Q: Are you optimistic about the future of women in STEM fields?
A: Absolutely. Young women are recognizing that it is a “myth” that they cannot compete in math and science. When my husband was in medical school in the 1960s there were three women in his class. When my daughter was in medical school, in the ’90s, 40 percent of her class was women and in some schools now more than 50 percent of the students are women. In one of Maine’s state agencies, the chief engineer is a woman and women are in top positions in several of the nation’s technology companies like Google and General Motors. But, the cultural problems related to women succeeding, which are not limited to STEM positions, still exists, even at Google.

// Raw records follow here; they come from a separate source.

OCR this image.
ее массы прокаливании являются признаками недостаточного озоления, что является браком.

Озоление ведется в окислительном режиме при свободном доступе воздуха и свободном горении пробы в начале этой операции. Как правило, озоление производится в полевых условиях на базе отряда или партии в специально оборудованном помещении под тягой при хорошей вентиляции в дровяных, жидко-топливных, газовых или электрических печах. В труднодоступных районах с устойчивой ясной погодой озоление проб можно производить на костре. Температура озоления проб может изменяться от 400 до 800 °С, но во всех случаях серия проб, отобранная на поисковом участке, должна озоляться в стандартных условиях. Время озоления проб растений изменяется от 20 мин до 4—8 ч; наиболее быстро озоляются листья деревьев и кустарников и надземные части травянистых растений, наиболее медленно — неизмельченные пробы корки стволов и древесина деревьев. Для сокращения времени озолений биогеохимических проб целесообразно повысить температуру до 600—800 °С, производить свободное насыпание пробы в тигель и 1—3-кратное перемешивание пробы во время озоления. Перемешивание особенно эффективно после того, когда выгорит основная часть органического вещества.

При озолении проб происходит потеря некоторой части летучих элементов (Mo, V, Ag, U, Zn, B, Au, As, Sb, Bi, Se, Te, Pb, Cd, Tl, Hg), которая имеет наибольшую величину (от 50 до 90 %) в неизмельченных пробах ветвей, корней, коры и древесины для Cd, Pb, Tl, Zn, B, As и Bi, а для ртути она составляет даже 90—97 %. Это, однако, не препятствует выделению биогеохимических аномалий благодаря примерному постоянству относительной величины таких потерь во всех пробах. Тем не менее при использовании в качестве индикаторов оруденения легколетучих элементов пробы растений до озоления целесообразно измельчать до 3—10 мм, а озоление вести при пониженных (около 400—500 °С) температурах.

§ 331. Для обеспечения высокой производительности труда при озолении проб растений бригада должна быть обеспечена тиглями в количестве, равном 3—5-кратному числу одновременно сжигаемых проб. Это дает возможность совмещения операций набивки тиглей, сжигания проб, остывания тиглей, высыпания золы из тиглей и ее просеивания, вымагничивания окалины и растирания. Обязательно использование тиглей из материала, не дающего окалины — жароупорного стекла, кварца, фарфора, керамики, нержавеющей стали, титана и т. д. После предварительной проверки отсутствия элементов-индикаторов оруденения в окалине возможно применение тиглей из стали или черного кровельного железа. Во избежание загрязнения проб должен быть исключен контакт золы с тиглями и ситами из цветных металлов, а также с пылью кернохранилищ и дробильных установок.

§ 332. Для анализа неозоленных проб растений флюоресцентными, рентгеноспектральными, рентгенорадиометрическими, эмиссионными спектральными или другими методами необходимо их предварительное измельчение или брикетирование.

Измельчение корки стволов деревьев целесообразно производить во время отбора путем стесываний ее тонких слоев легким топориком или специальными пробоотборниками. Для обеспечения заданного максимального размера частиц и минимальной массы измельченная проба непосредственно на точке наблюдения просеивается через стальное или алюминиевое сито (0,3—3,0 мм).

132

Unfortunately, young women must be persistent and diligent in changing these numbers, get the degree, choose a company or companies that allow women to move to the top based on their skills instead of their gender, and over time women can make this change. Medicine is a STEM field where it has changed, and other fields will change with time. In the non-STEM world the legal profession was dominated by males until the past few decades and there are still some dinosaurs, like the insurance industry, with few women at the top. But, those of us who have made it must remember it is our responsibility to mentor young women to choose STEM fields whenever we can.